For Ms Hollub, the incentive to make the acquisition work will be sharpened by the $40bn of debt Occidental is having to take on before any asset sales, and by the 8 per cent dividend it will have to pay on the $10bn of preference shares sold to Berkshire Hathaway. If the business fails to perform, or if the oil price slumps again, Occidental’s financial position could quickly look precarious.
If the company can achieve in the short term the performance that investors are hoping for, then Ms Hollub will be given the chance to demonstrate that she can deliver even greater benefits in the long term. Occidental is one of the world leaders in using carbon dioxide for enhanced oil recovery: pumping the gas into reservoirs so more of the crude flows out. It has been running tests of the technology in the Permian, and will conduct more this year, with the possibility of launching a first commercial project there in three years’ time.
Shale producers are recovering only between 6 and 8 per cent of the oil in the ground with today’s techniques. If enhanced recovery can increase that to 10 to 14 per cent, as early tests suggest, the consequences for oil production could be enormous.
That potential is likely to keep companies coming back to the Permian despite the shale industry’s poor record for investors.
“We’re very bullish on the Permian,” Mr Bennett says. “Companies are going to learn how to unlock some of the lower-quality rock and create value out of that. And we think there is another phase of recovery in terms of enhanced oil recovery. The Permian being essentially the swing volume in global supply and demand is not going away.”

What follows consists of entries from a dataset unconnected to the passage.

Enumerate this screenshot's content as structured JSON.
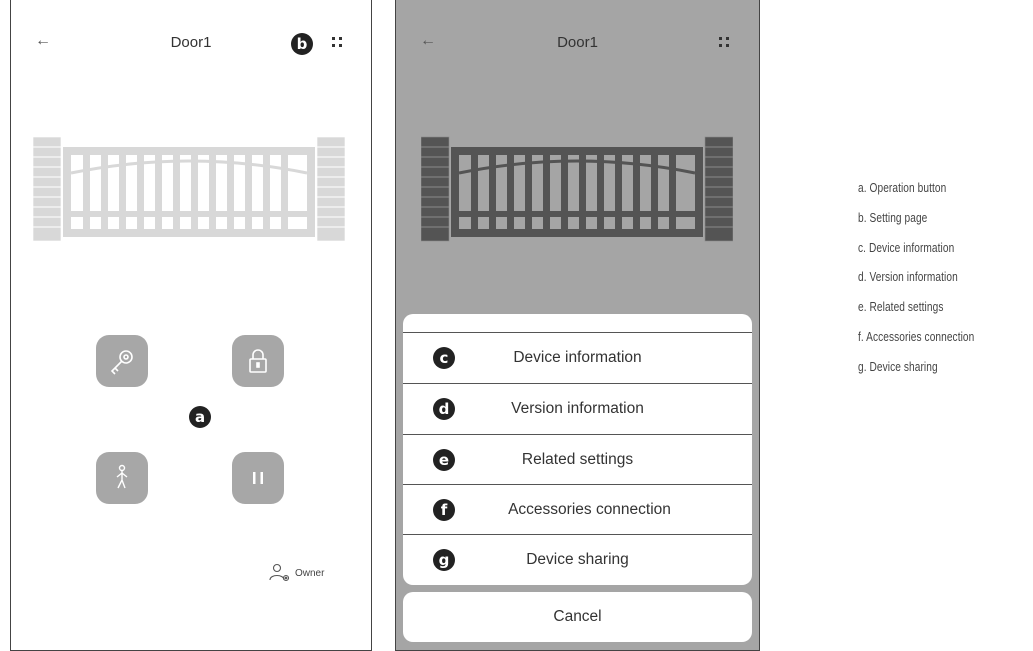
{
  "screen1": {
    "back_icon": "←",
    "title": "Door1",
    "badge_b": "b",
    "badge_a": "a",
    "buttons": [
      "key-icon",
      "lock-icon",
      "pedestrian-icon",
      "pause-icon"
    ],
    "owner_label": "Owner"
  },
  "screen2": {
    "back_icon": "←",
    "title": "Door1",
    "sheet_items": [
      {
        "badge": "c",
        "label": "Device information"
      },
      {
        "badge": "d",
        "label": "Version information"
      },
      {
        "badge": "e",
        "label": "Related settings"
      },
      {
        "badge": "f",
        "label": "Accessories connection"
      },
      {
        "badge": "g",
        "label": "Device sharing"
      }
    ],
    "cancel_label": "Cancel"
  },
  "legend": [
    "a. Operation button",
    "b. Setting page",
    "c. Device information",
    "d. Version information",
    "e. Related settings",
    "f.  Accessories connection",
    "g. Device sharing"
  ],
  "colors": {
    "button_gray": "#a7a7a7",
    "overlay_gray": "#a5a5a5",
    "gate_light": "#d8d8d8",
    "gate_dark": "#545454",
    "badge": "#222222"
  }
}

This article was updated on May 23 with Anadarko and Occidental’s correct revenues for 2018. We apologise for the error
Climate change Occidental progress could be slowed by Anadarko deal
At Occidental’s annual meeting last week a statement from shareholders welcomed the steps being taken to tackle climate change by Vicki Hollub, the chief executive. The statement was backed by Climate Action 100+, an investor group that encourages companies to cut their emissions.
Philip Verleger, an energy economist, says investors’ fears about climate risk and a shift away from fossil fuels explain why many have shunned US oil exploration and production companies.
“The momentum is building,” he says. “If I’m running a large pension fund, the last thing I want to do is own many shares in the oil industry.”
Occidental, which has expertise in managing carbon dioxide emissions, and aims to cut its net emissions to zero, looks better placed than many of its peers to prosper in those changing circumstances. However, its expansion in shale production, including the Anadarko deal, may have pushed it away from that goal.
When carbon dioxide is injected into a “conventional”, or non-shale, reservoir to boost production, in what is known as enhanced oil recovery, the gas generally remains in the rock.
The most successful experiments with enhanced recovery in shale, however, have used what is called the “huff-and-puff” method: pumping carbon dioxide into a well, waiting for a while, and then allowing the oil to start flowing out mixed with the gas.
The carbon dioxide can be collected again and reused, but the oilfield can be a permanent store for the gas only when production stops, typically after four to six years.
Ms Hollub acknowledges that EOR can only be part of the answer to tackling climate change, because there are not enough suitable reservoirs to hold its greenhouse gas emissions.
The added difficulties of using the technique in shale suggest its contribution is going to be even more tightly constrained.